I have just started internship at a small software house and I am working on an ERP. My team lead has forbidden me to create any relationships in the database. As this is my internship I was shocked because till now I have read that relationships are necessary for ensuring data integrity. My team lead told me that we can enforce the data integrity at the front end. After some research I found out that foreign keys do make the db slower but Indexing foreign keys can increase performance.
Questions
- How making foreign keys cost performance?
- Does ensuring data integrity at the front end not cost performance ? If yes then what will be difference between the performance cost by database foreign keys and cost by ensuring data integrity rules at the front end?
- If database foreign keys do make the database slower, and integrity rules at the application layer is a better approach then why do our relational databases allowed to have foreign keys at all?

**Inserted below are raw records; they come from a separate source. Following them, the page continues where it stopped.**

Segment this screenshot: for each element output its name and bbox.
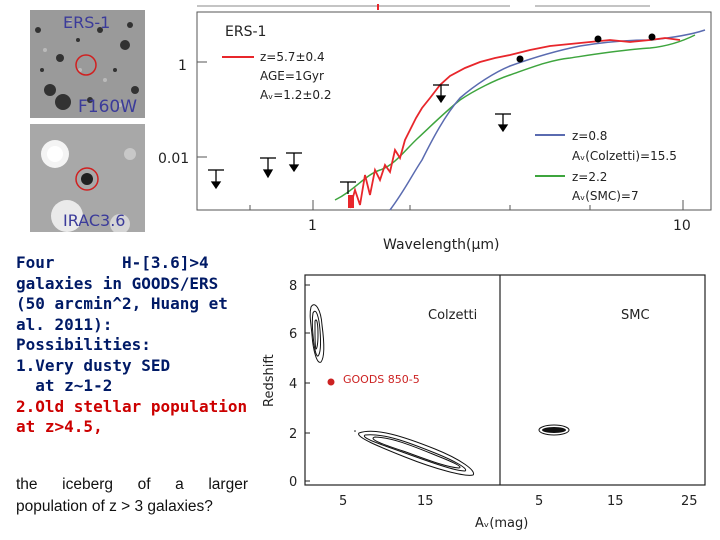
text-line-3: (50 arcmin^2, Huang et (16, 294, 228, 313)
legend-red-line3: Aᵥ=1.2±0.2 (260, 88, 332, 102)
ytick-1: 1 (178, 58, 187, 74)
xtick-right-5: 5 (535, 494, 543, 509)
ytick-6: 6 (289, 327, 297, 342)
goods-source-marker (327, 378, 335, 386)
xtick-left-5: 5 (339, 494, 347, 509)
text-line-4: al. 2011): (16, 314, 113, 334)
contours-colzetti-high (309, 304, 325, 363)
goods-source-label: GOODS 850-5 (343, 373, 420, 386)
irac-stamp: IRAC3.6 (30, 124, 145, 232)
legend-green-line2: Aᵥ(SMC)=7 (572, 189, 639, 203)
slide-text-block: Four H-[3.6]>4 galaxies in GOODS/ERS (50… (16, 253, 248, 438)
irac-image (30, 124, 145, 232)
text-line-6: 1.Very dusty SED (16, 355, 171, 375)
xtick-left-15: 15 (417, 494, 434, 509)
text-line-7: at z~1-2 (16, 376, 113, 395)
xtick-right-25: 25 (681, 494, 698, 509)
stamp-top-band: F160W (78, 97, 138, 117)
upper-limits (208, 84, 511, 194)
note-line-1: the iceberg of a larger (16, 476, 248, 493)
f160w-stamp: ERS-1 F160W (30, 10, 145, 118)
note-line-2: population of z > 3 galaxies? (16, 498, 213, 515)
text-line-2: galaxies in GOODS/ERS (16, 273, 219, 293)
panel-smc-label: SMC (621, 308, 650, 323)
legend-blue-line1: z=0.8 (572, 129, 607, 143)
f160w-image (30, 10, 145, 118)
sed-legend-title: ERS-1 (225, 24, 266, 40)
stamp-top-label: ERS-1 (63, 13, 111, 32)
text-line-8: 2.Old stellar population (16, 396, 248, 416)
text-line-9: at z>4.5, (16, 417, 103, 436)
ytick-0.01: 0.01 (158, 151, 189, 167)
ytick-2: 2 (289, 427, 297, 442)
xtick-1: 1 (308, 218, 317, 234)
text-line-1: Four H-[3.6]>4 (16, 253, 209, 272)
green-sed-curve (334, 34, 696, 201)
contours-colzetti-low (358, 430, 475, 476)
sed-xlabel: Wavelength(μm) (383, 237, 500, 252)
ytick-4: 4 (289, 377, 297, 392)
contours-smc (542, 427, 566, 433)
target-circle-bottom (75, 167, 99, 191)
xtick-right-15: 15 (607, 494, 624, 509)
xtick-10: 10 (673, 218, 691, 234)
text-line-5: Possibilities: (16, 335, 151, 354)
panel-colzetti-label: Colzetti (428, 308, 477, 323)
contour-xlabel: Aᵥ(mag) (475, 516, 528, 531)
legend-blue-line2: Aᵥ(Colzetti)=15.5 (572, 149, 677, 163)
sed-plot: 1 0.01 1 10 Wavelength(μm) ERS-1 z=5.7±0… (158, 4, 712, 252)
sed-points (516, 33, 656, 63)
stamp-bottom-band: IRAC3.6 (63, 211, 126, 230)
contour-plot: 8 6 4 2 0 Redshift 5 15 5 15 25 Aᵥ(mag) … (262, 274, 706, 531)
legend-green-line1: z=2.2 (572, 170, 607, 184)
legend-red-line2: AGE=1Gyr (260, 69, 324, 83)
target-circle-top (75, 54, 97, 76)
red-sed-curve (349, 37, 681, 209)
slide-note: the iceberg of a larger population of z … (16, 474, 248, 518)
contour-ylabel: Redshift (262, 354, 277, 407)
red-spike (348, 195, 354, 208)
legend-red-line1: z=5.7±0.4 (260, 50, 325, 64)
ytick-8: 8 (289, 279, 297, 294)
ytick-0: 0 (289, 475, 297, 490)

- After doing some research and reading that relationships do make db slower I tried to think of a scenario where ensuring data integrity at application layer is not possible but I could not think of one, If someone can explain this, it would be great.
-
If indexing foreign keys increase performance then what would be better out of the two below:
1.) Ensuring data integrity rules at application layer
2.) Indexing Foreign Keys
Thanks for help.
In general, the more complex your data model becomes, the greater the hit to performance you will experience. However, unless your database is very large, your hardware resources very minimal, or your queries very complex, you probably will not be hindered by adding enforced relationships in your database. That is obviously a subjective statement, but "acceptable performance" is a very subjective concept that will vary from project-to-project.

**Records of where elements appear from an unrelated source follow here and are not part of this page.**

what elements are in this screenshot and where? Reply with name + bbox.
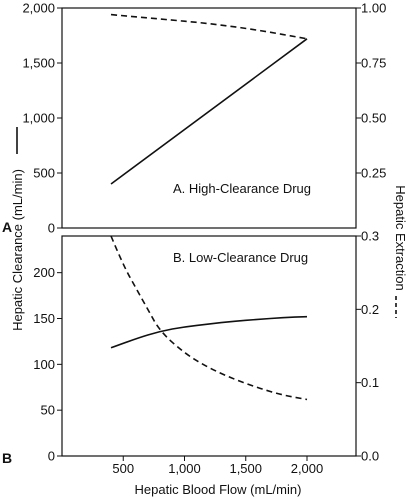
y-left-tick-label: 200 xyxy=(33,265,55,280)
panel-a: 0 500 1,000 1,500 2,000 0.25 0.50 0.75 1.00 A. Hi… xyxy=(2,1,386,236)
x-tick-label: 500 xyxy=(112,461,134,476)
left-axis-title-group: Hepatic Clearance (mL/min) xyxy=(10,127,25,331)
panel-letter: A xyxy=(2,219,12,235)
series-hepatic-extraction xyxy=(110,235,308,401)
panel-b: 0 50 100 150 200 0.0 0.1 0.2 0.3 500 1,000 1,500 2,0… xyxy=(2,229,379,477)
y-left-tick-label: 1,500 xyxy=(22,56,55,71)
x-axis-title: Hepatic Blood Flow (mL/min) xyxy=(135,482,302,497)
y-right-tick-label: 0.0 xyxy=(361,449,379,464)
right-axis-title: Hepatic Extraction xyxy=(393,185,408,291)
y-right-tick-label: 1.00 xyxy=(361,1,386,16)
plot-frame xyxy=(61,235,357,457)
x-tick-label: 1,500 xyxy=(229,461,262,476)
y-right-tick-label: 0.25 xyxy=(361,166,386,181)
y-left-tick-label: 2,000 xyxy=(22,1,55,16)
panel-caption: A. High-Clearance Drug xyxy=(173,181,311,196)
y-left-tick-label: 100 xyxy=(33,357,55,372)
y-left-tick-label: 0 xyxy=(48,221,55,236)
y-left-tick-label: 0 xyxy=(48,449,55,464)
x-tick-label: 2,000 xyxy=(291,461,324,476)
panel-letter: B xyxy=(2,450,12,466)
y-right-tick-label: 0.3 xyxy=(361,229,379,244)
panel-caption: B. Low-Clearance Drug xyxy=(173,250,308,265)
series-hepatic-clearance xyxy=(110,315,308,349)
y-right-tick-label: 0.2 xyxy=(361,302,379,317)
y-right-tick-label: 0.50 xyxy=(361,111,386,126)
y-right-tick-label: 0.1 xyxy=(361,375,379,390)
y-left-tick-label: 500 xyxy=(33,166,55,181)
left-axis-title: Hepatic Clearance (mL/min) xyxy=(10,169,25,331)
series-hepatic-clearance xyxy=(110,38,308,185)
series-hepatic-extraction xyxy=(110,13,308,40)
y-left-tick-label: 150 xyxy=(33,311,55,326)
y-left-tick-label: 50 xyxy=(41,403,55,418)
y-left-tick-label: 1,000 xyxy=(22,111,55,126)
right-axis-title-group: Hepatic Extraction xyxy=(393,185,408,318)
x-tick-label: 1,000 xyxy=(168,461,201,476)
y-right-tick-label: 0.75 xyxy=(361,56,386,71)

The heart of your colleague's argument is correct, though, and here are a few reasons why:
- Every time you write a new record containing a foreign or primary key, the database must check that none of the keys' constraints are violated. Key columns are also indexed, so indexes must be updated when records are added.
- Every time you delete a record containing or referenced-by a foreign key, constraints are checked and the deletion may cascade to referenced tables. Indexes must also be updated when records are deleted.
- CRUD operations of all kind slow significantly as more and more tables are joined in the queries. The larger the tables, the more records that must be joined, and the slower the execution.
That said, here is why those arguments mostly don't matter:
- Indexing significantly cuts down query execution time, especially if implemented well. It is important to index tables in a way that takes advantage of the structure of the queries that will be run against it.
- Unless your database hardware is bare-bones, the operations needed to enforce data integrity and relationship constraints will probably run much faster on the back end than the front end. This is especially true if the constraint checks are happening in a client application than on a server.
- Client-based data integrity checks are much more error-prone than database constraints. Yes, if your code is perfect it will run just as well, but RDBMS software is designed for this type of thing and it is incredibly simple to implement.
- Client-based data integrity checks could lead to data synchronization problems. Think two people at different locations trying to modify a unique record. But perhaps eventual data concurrency will suffice if lightening-quick speed is your primary concern.
These all depend upon your RDBMS and project's specifications, but are good rules of thumb. In general, I would say that unless your database is so large that enforcing relationships becomes prohibitively slow, or your model is so simple that relationships are pointless (in which case, why are you using an RDBMS?), it is better to enable data integrity and relationship constraints.